Faltaba un minuto para que terminara el partido, ganábamos dos a uno y el mister no tuvo mejor idea que inventar un penal a favor del equipo contrario. Un penal sobre la hora, sancionado una templada noche de diciembre, en el último segundo del postrer partido.
Si era para matarse. Desbordados por la desesperación fuimos por Jorgito para que viese algo inusual. A trompadas logramos que detuviese su relato subnormal y prestase atención a la pena máxima del fútbol. Un morocho enorme, back de Rosario Central tomó carrera y despidió un shot certero. Pero nosotros debajo de los tres palos teníamos a Gabriel Ogando que estirándose hacia su derecha, con la punta de los dedos desvió el balón al corner. La euforia fue tal que Jorgito terminó para siempre con su infradotado relato. Su vista se clavó en el orangután negro que había pateado el penal y que ahora, doblado en dos, se agarraba la cabeza sin consuelo llorando como una mujer.

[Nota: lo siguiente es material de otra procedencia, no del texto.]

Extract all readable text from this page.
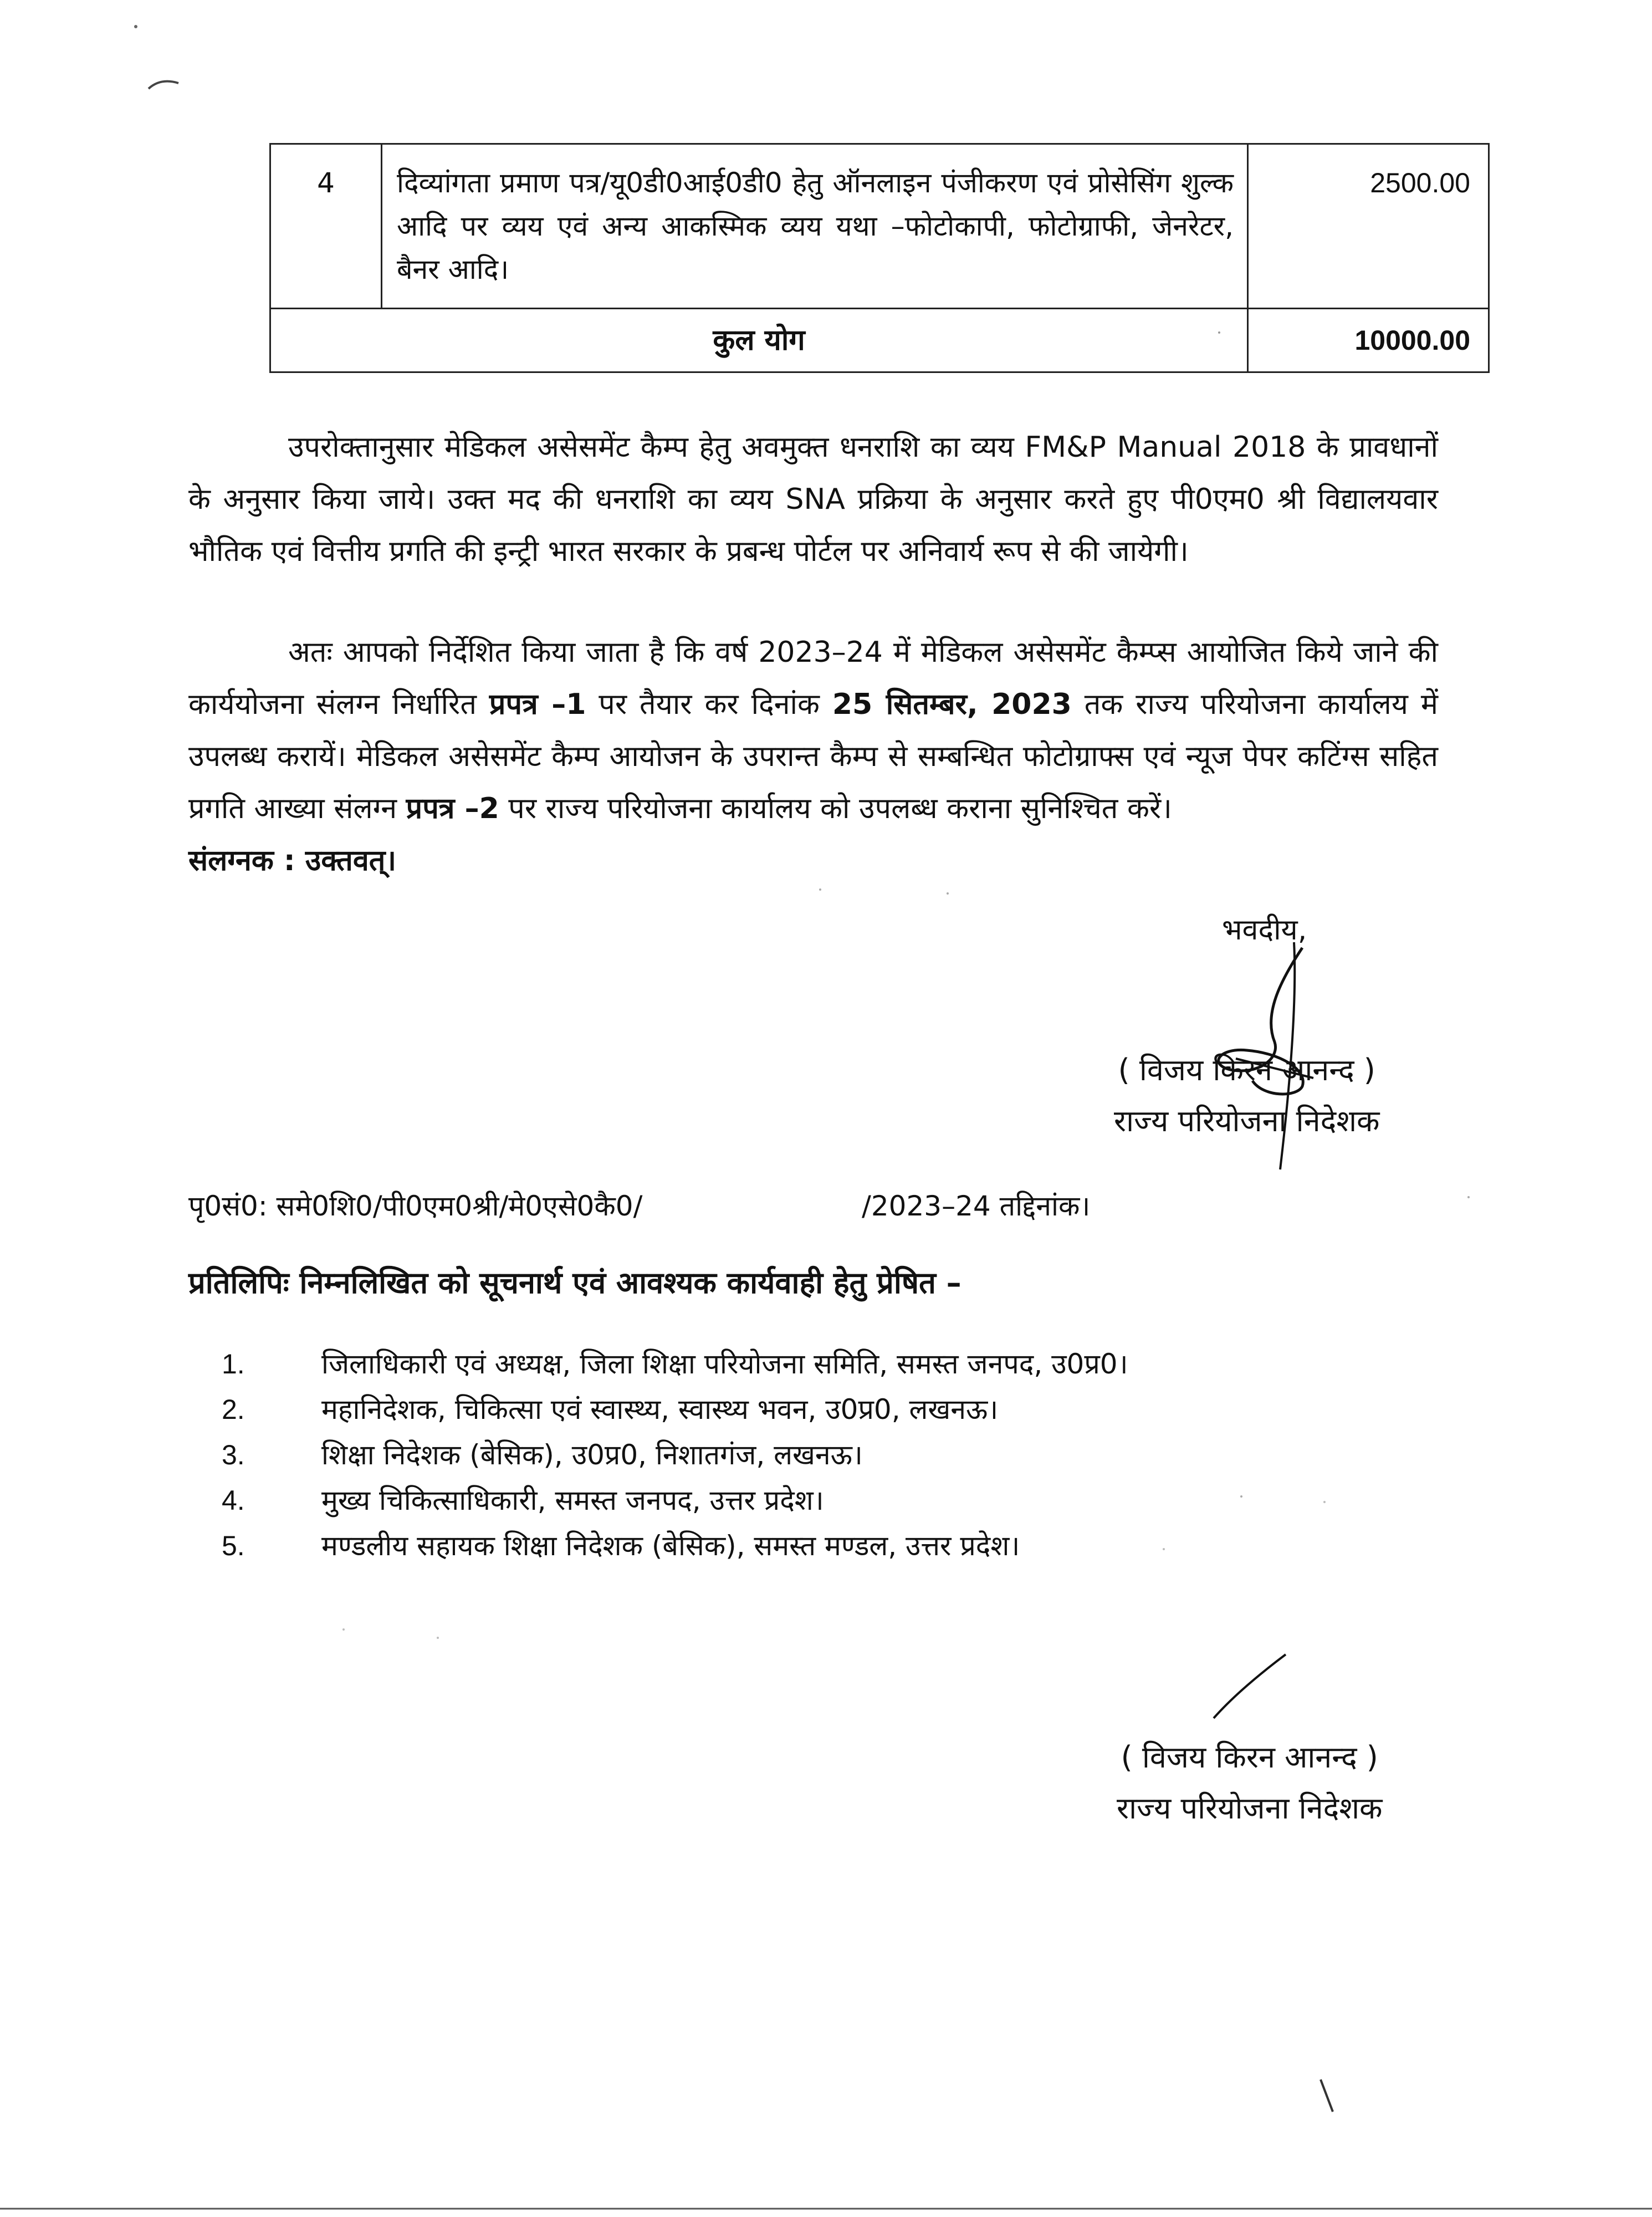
4	दिव्यांगता प्रमाण पत्र/यू0डी0आई0डी0 हेतु ऑनलाइन पंजीकरण एवं प्रोसेसिंग शुल्क आदि पर व्यय एवं अन्य आकस्मिक व्यय यथा –फोटोकापी, फोटोग्राफी, जेनरेटर, बैनर आदि।	2500.00
कुल योग		10000.00

उपरोक्तानुसार मेडिकल असेसमेंट कैम्प हेतु अवमुक्त धनराशि का व्यय FM&P Manual 2018 के प्रावधानों के अनुसार किया जाये। उक्त मद की धनराशि का व्यय SNA प्रक्रिया के अनुसार करते हुए पी0एम0 श्री विद्यालयवार भौतिक एवं वित्तीय प्रगति की इन्ट्री भारत सरकार के प्रबन्ध पोर्टल पर अनिवार्य रूप से की जायेगी।

अतः आपको निर्देशित किया जाता है कि वर्ष 2023–24 में मेडिकल असेसमेंट कैम्प्स आयोजित किये जाने की कार्ययोजना संलग्न निर्धारित प्रपत्र –1 पर तैयार कर दिनांक 25 सितम्बर, 2023 तक राज्य परियोजना कार्यालय में उपलब्ध करायें। मेडिकल असेसमेंट कैम्प आयोजन के उपरान्त कैम्प से सम्बन्धित फोटोग्राफ्स एवं न्यूज पेपर कटिंग्स सहित प्रगति आख्या संलग्न प्रपत्र –2 पर राज्य परियोजना कार्यालय को उपलब्ध कराना सुनिश्चित करें।

संलग्नक : उक्तवत्।
भवदीय,
( विजय किरन आनन्द )
राज्य परियोजना निदेशक
पृ0सं0: समे0शि0/पी0एम0श्री/मे0एसे0कै0/	/2023–24 तद्दिनांक।
प्रतिलिपिः निम्नलिखित को सूचनार्थ एवं आवश्यक कार्यवाही हेतु प्रेषित –
1.	जिलाधिकारी एवं अध्यक्ष, जिला शिक्षा परियोजना समिति, समस्त जनपद, उ0प्र0।
2.	महानिदेशक, चिकित्सा एवं स्वास्थ्य, स्वास्थ्य भवन, उ0प्र0, लखनऊ।
3.	शिक्षा निदेशक (बेसिक), उ0प्र0, निशातगंज, लखनऊ।
4.	मुख्य चिकित्साधिकारी, समस्त जनपद, उत्तर प्रदेश।
5.	मण्डलीय सहायक शिक्षा निदेशक (बेसिक), समस्त मण्डल, उत्तर प्रदेश।
( विजय किरन आनन्द )
राज्य परियोजना निदेशक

A partir de ese día Jorgito se convirtió en un eterno pateador de penales.
Gritaba fuera de si:-¡penal!, ¡penal!, ¡penal! Se acomodaba, tomaba carrera y después de patear el aire se agarraba la cabeza como el retinto canalla de Central. Tras cartón repetía el disparo desde los doce pasos y volvía a errarlo. Y así ad nauseam.
De nada valieron explicaciones, Jorgito era un oligo profundo.
No faltó el cínico de barrio que se acercara en la vereda, y susurrara en su oído:-pedazo de retarda, penal bien pateado es gol.
Pero Jorgito seguía pateando penales y tomándose la cabeza. Con mis primos hablamos con tía Elena y le dijimos que comentara con el especialista la nueva pasión de su hijo, para que el pobre, un día, convirtiese el penalty.
El médico contestó que era imposible. Que podía, con un severo tratamiento, hacer que Jorgito compensase su frustración con un gol de palomita. Concluyó:-Lamento decirle mi buena señora que lo del penal marrado es irreversible.
Años después nos mudamos a la capital con mi familia y dejé de verlos. Primero falleció tío Mario, después Elena. Mi primo fue a dar al psiquiátrico provincial.
Pasó el tiempo, y una tarde, por esas cosas que no tienen explicación decidí visitarlo. Cuando lo vi en el patio del loquero me emocioné. Estaba sucio y viejo. Me acerqué, le dije que era su primo, que hacía muchos años que no nos veíamos, pero no me registró. De pronto aulló: ¡penal!, ¡penal! Tomó carrera y con su raída alpargata le pegó a una pelota imaginaria. Luego se dobló en dos y se agarró la cabeza con ambas manos.
Cuando enfiló para volver a patear un loco que tomaba mate a mi lado mirándome a los ojos preguntó:- ¿Lo conoce? Luego, como si revelase un secreto bíblico, susurró:- Es el hijo de Delem.